Nas versões anteriores do parecer, Derrite chegou a propor mudanças na Lei Antiterrorismo (13.260/2016), o que gerou resistência do governo e da própria PF. No novo texto, ele manteve a definição atual de terrorismo, distinta da de facção criminosa, para evitar sobreposição de conceitos e possíveis questionamentos no Supremo Tribunal Federal (STF). Também foram retirados trechos que ampliavam o papel da PF em investigações que hoje são de competência das polícias civis e militares, preservando a divisão constitucional de atribuições.
O relatório de Derrite cria um marco legal autônomo para o combate às organizações criminosas. Entre as medidas previstas estão penas mais duras e novos tipos penais para condutas como domínio territorial por facções, ataques a serviços públicos, sabotagem de infraestrutura, o chamado “novo cangaço”, financiamento de organizações criminosas e uso de armas restritas ou explosivos. A pena-base vai de 20 a 40 anos, podendo ultrapassar 60 anos com agravantes.

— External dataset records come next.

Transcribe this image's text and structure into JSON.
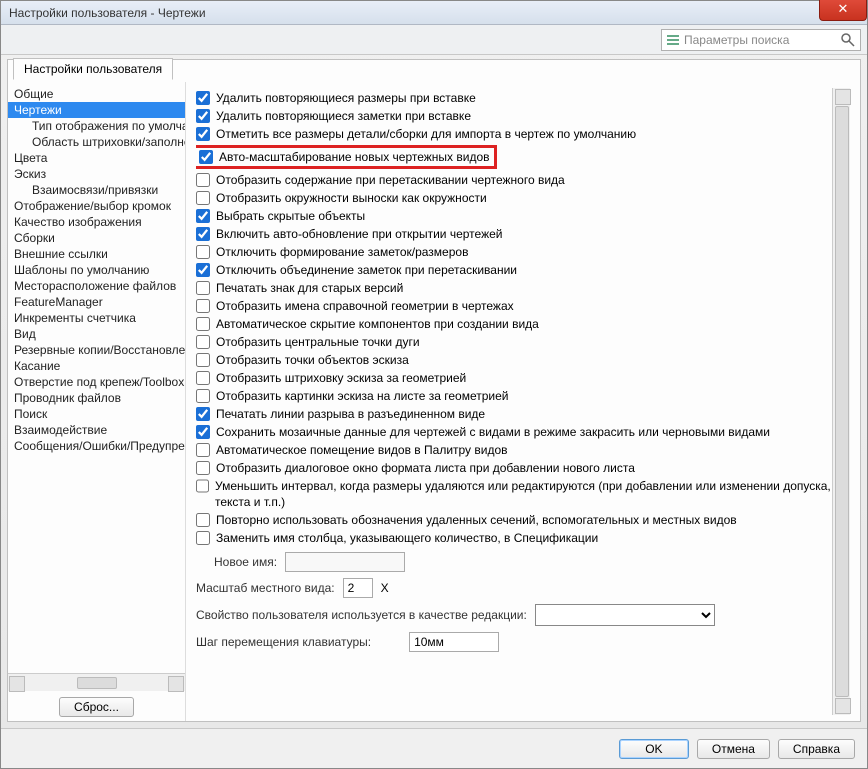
{
  "title": "Настройки пользователя - Чертежи",
  "search_placeholder": "Параметры поиска",
  "tab": "Настройки пользователя",
  "reset_label": "Сброс...",
  "sidebar": [
    {
      "label": "Общие",
      "sub": false,
      "sel": false
    },
    {
      "label": "Чертежи",
      "sub": false,
      "sel": true
    },
    {
      "label": "Тип отображения по умолчанию",
      "sub": true,
      "sel": false
    },
    {
      "label": "Область штриховки/заполнения",
      "sub": true,
      "sel": false
    },
    {
      "label": "Цвета",
      "sub": false,
      "sel": false
    },
    {
      "label": "Эскиз",
      "sub": false,
      "sel": false
    },
    {
      "label": "Взаимосвязи/привязки",
      "sub": true,
      "sel": false
    },
    {
      "label": "Отображение/выбор кромок",
      "sub": false,
      "sel": false
    },
    {
      "label": "Качество изображения",
      "sub": false,
      "sel": false
    },
    {
      "label": "Сборки",
      "sub": false,
      "sel": false
    },
    {
      "label": "Внешние ссылки",
      "sub": false,
      "sel": false
    },
    {
      "label": "Шаблоны по умолчанию",
      "sub": false,
      "sel": false
    },
    {
      "label": "Месторасположение файлов",
      "sub": false,
      "sel": false
    },
    {
      "label": "FeatureManager",
      "sub": false,
      "sel": false
    },
    {
      "label": "Инкременты счетчика",
      "sub": false,
      "sel": false
    },
    {
      "label": "Вид",
      "sub": false,
      "sel": false
    },
    {
      "label": "Резервные копии/Восстановление",
      "sub": false,
      "sel": false
    },
    {
      "label": "Касание",
      "sub": false,
      "sel": false
    },
    {
      "label": "Отверстие под крепеж/Toolbox",
      "sub": false,
      "sel": false
    },
    {
      "label": "Проводник файлов",
      "sub": false,
      "sel": false
    },
    {
      "label": "Поиск",
      "sub": false,
      "sel": false
    },
    {
      "label": "Взаимодействие",
      "sub": false,
      "sel": false
    },
    {
      "label": "Сообщения/Ошибки/Предупреждения",
      "sub": false,
      "sel": false
    }
  ],
  "options": [
    {
      "label": "Удалить повторяющиеся размеры при вставке",
      "checked": true,
      "hl": false
    },
    {
      "label": "Удалить повторяющиеся заметки при вставке",
      "checked": true,
      "hl": false
    },
    {
      "label": "Отметить все размеры детали/сборки для импорта в чертеж по умолчанию",
      "checked": true,
      "hl": false
    },
    {
      "label": "Авто-масштабирование новых чертежных видов",
      "checked": true,
      "hl": true
    },
    {
      "label": "Отобразить содержание при перетаскивании чертежного вида",
      "checked": false,
      "hl": false
    },
    {
      "label": "Отобразить окружности выноски как окружности",
      "checked": false,
      "hl": false
    },
    {
      "label": "Выбрать скрытые объекты",
      "checked": true,
      "hl": false
    },
    {
      "label": "Включить авто-обновление при открытии чертежей",
      "checked": true,
      "hl": false
    },
    {
      "label": "Отключить формирование заметок/размеров",
      "checked": false,
      "hl": false
    },
    {
      "label": "Отключить объединение заметок при перетаскивании",
      "checked": true,
      "hl": false
    },
    {
      "label": "Печатать знак для старых версий",
      "checked": false,
      "hl": false
    },
    {
      "label": "Отобразить имена справочной геометрии в чертежах",
      "checked": false,
      "hl": false
    },
    {
      "label": "Автоматическое скрытие компонентов при создании вида",
      "checked": false,
      "hl": false
    },
    {
      "label": "Отобразить центральные точки дуги",
      "checked": false,
      "hl": false
    },
    {
      "label": "Отобразить точки объектов эскиза",
      "checked": false,
      "hl": false
    },
    {
      "label": "Отобразить штриховку эскиза за геометрией",
      "checked": false,
      "hl": false
    },
    {
      "label": "Отобразить картинки эскиза на листе за геометрией",
      "checked": false,
      "hl": false
    },
    {
      "label": "Печатать линии разрыва в разъединенном виде",
      "checked": true,
      "hl": false
    },
    {
      "label": "Сохранить мозаичные данные для чертежей с видами в режиме закрасить или черновыми видами",
      "checked": true,
      "hl": false
    },
    {
      "label": "Автоматическое помещение видов в Палитру видов",
      "checked": false,
      "hl": false
    },
    {
      "label": "Отобразить диалоговое окно формата листа при добавлении нового листа",
      "checked": false,
      "hl": false
    },
    {
      "label": "Уменьшить интервал, когда размеры удаляются или редактируются (при добавлении или изменении допуска, текста и т.п.)",
      "checked": false,
      "hl": false
    },
    {
      "label": "Повторно использовать обозначения удаленных сечений, вспомогательных и местных видов",
      "checked": false,
      "hl": false
    },
    {
      "label": "Заменить имя столбца, указывающего количество, в Спецификации",
      "checked": false,
      "hl": false
    }
  ],
  "newname_label": "Новое имя:",
  "local_scale_label": "Масштаб местного вида:",
  "local_scale_value": "2",
  "local_scale_suffix": "X",
  "userprop_label": "Свойство пользователя используется в качестве редакции:",
  "kbstep_label": "Шаг перемещения клавиатуры:",
  "kbstep_value": "10мм",
  "footer": {
    "ok": "OK",
    "cancel": "Отмена",
    "help": "Справка"
  }
}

Os crimes previstos passam a integrar o rol de crimes hediondos, o que endurece as regras de progressão de regime e impede anistia, graça ou indulto. O texto também estabelece critérios mais rígidos de progressão de pena, com cumprimento mínimo de 70% a 85%, conforme a gravidade e reincidência.
O projeto autoriza ainda o bloqueio de bens físicos e digitais, apreensão de criptoativos e cooperação com Banco Central, COAF, Receita Federal e Comissão de Valores Mobiliários (CVM). Também permite a intervenção judicial em empresas usadas por facções, com afastamento de sócios, auditoria de operações e suspensão de contratos suspeitos.
Outros pontos do texto preveem a transferência obrigatória de lideranças para presídios federais de segurança máxima, o monitoramento audiovisual de parlatórios com autorização judicial — exceto em conversas com advogados, salvo suspeita fundamentada de conluio — e a criação de um Banco Nacional de Organizações Criminosas. Esse cadastro, interligado aos estados, reunirá informações sobre integrantes, financiadores e empresas associadas a facções. A inclusão no sistema será condição para o repasse de recursos do Sistema Único de Segurança Pública (SUSP).